What’s missing is that there’s nothing as yet stating that appending values to the back and the front of another list is an equivalent way to appending a value only to the front of a list. We need to state this explicitly; but how? I decided that the easiest way would be by defining a new inductive property, `list_alt`

which holds for all lists that can be constructed by adding things to the back and the front. Then, we can show that it holds for all lists, and, therefore, that any list can be constructed this way. I defined the property as such:

```
Inductive list_alt { X : Type } : list X -> Prop :=
| list_alt_base : list_alt []
| list_alt_x : forall (x : X), list_alt [x]
| list_alt_xy : forall (x y : X) (l : list X), list_alt l -> list_alt (x::l++[y]).
```

Then, to prove it true for all lists, I first showed what is effectively the inductive hypothesis of a proof by induction on the structure of a list:

```
Theorem list_alt_cons { X : Type } : forall (x : X) (l : list X),
list_alt l -> list_alt (x::l).
Proof.
intros x l H.
induction H.
- apply list_alt_x.
- assert (I : [x;x0] = [x] ++ [] ++ [x0]).
{ reflexivity. }
rewrite I. apply list_alt_xy. apply list_alt_base.
- inversion IHlist_alt.
+ simpl. assert (I : [x; x0; y] = [x] ++ [x0] ++ [y]).
{ reflexivity. }
rewrite I. apply list_alt_xy. apply list_alt_x.
+ assert (I : x0::(l0 ++ [y0]) ++ [y] = (x0::(l0++[y0]))++[y]).
{ reflexivity. }
rewrite I. apply list_alt_xy. apply list_alt_xy. apply H1.
Qed.
```

Next, the actual proof of equivalence simply used the previous theorem:

```
Theorem list_alt_correct { X : Type } : forall (l : list X), list_alt l.
Proof.
induction l.
- apply list_alt_base.
- apply list_alt_cons. apply IHl.
Qed.
```

Finally, we can prove our custom principle of induction (by induction (!) on the property list_alt, which we now know holds for all lists):

```
Theorem alt_induction { X : Type } : forall (P : list X -> Prop),
P [] ->
(forall (x : X), P [x]) ->
(forall (l : list X), P l -> forall (x y : X), P (x::l++[y])) ->
forall (ln : list X), P ln.
Proof.
intros P Hb1 Hb2 Hss ln.
induction (list_alt_correct ln).
- apply Hb1.
- apply Hb2.
- apply Hss. apply IHl. Qed.
```

Finally, the palindrome proof can simply use this principle.
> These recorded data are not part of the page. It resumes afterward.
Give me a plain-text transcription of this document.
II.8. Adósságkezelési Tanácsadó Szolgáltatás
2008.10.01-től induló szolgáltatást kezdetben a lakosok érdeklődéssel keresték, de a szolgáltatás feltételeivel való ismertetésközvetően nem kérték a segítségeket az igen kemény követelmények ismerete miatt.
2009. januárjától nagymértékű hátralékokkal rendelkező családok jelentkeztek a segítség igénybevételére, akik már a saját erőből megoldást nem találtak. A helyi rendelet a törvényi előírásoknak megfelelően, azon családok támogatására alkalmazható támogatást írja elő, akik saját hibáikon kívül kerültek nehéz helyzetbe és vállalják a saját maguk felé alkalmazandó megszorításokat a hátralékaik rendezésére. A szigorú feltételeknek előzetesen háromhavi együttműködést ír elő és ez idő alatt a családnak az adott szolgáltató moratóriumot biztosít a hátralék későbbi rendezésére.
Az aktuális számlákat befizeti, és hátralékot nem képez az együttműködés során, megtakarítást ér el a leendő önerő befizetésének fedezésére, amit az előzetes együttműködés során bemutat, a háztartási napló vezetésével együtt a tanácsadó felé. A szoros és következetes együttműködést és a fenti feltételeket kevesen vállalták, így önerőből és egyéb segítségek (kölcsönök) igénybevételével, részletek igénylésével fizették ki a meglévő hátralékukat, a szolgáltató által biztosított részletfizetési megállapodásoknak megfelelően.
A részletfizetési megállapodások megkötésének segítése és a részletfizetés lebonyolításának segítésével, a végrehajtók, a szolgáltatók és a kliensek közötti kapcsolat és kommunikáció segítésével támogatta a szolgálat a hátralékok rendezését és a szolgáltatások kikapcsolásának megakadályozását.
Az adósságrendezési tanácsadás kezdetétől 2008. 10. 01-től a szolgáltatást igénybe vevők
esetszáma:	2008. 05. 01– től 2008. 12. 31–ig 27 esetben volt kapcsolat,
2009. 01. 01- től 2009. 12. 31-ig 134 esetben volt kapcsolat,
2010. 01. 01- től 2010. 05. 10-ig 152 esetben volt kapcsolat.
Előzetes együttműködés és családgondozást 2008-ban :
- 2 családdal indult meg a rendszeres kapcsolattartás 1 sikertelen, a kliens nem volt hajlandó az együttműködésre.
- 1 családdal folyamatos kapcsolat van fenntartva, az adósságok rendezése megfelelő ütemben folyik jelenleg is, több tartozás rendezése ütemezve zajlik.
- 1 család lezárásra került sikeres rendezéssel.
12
Coq turns out to have a mechanism to use a custom induction principle via `induction … using …`

:

```
Theorem rev_pal' { X : Type } : forall (l : list X), l = rev l -> palindrome l.
Proof.
intros l H. induction l using alt_induction.
- (* Base case 1; empty list is palindrome by definition. *)
apply palindrome_nil.
- (* Base case 2; singleton list is palindrome by definition. *)
apply palindrome_x.
- (* Inductive step (and interesting case.) *)
(* Milk the reverse property to show that we end and begin with the same thing. *)
assert (Hi1 : x::l ++ [y] = (x::l) ++ [y]). reflexivity. rewrite Hi1 in H.
rewrite rev_app_distr in H. simpl in H. injection H as Heq1.
(* Do the same again; This time, we also find that rev l = l. *)
apply rev_injective in H. repeat (rewrite rev_app_distr in H). simpl in H. injection H as Heq2.
(* Use the induction hypothesis to deduce that l is a palindrome. *)
rewrite rev_involutive in H. symmetry in H. apply IHl in H.
(* We know we start and end with the same thing; Use the third way to construct a palindrome.
Since l is a palindrome, we are done. *)
rewrite Heq1. apply palindrome_xs. apply H.
Qed.
```

### Conclusion

Although I’m proud to have figured this out, I’m not sure if my solution can be considered “good” by the experts. I took advantage of the fact that Coq allows proofs by induction on propositions, which may be less direct than otherwise possible. However, the solution works, and the resulting proofs are quite elegant. I should also note that it’s possible to use `list_alt`

to prove `rev_pal`

wihout using induction. It’s not much longer, but perhaps less clean.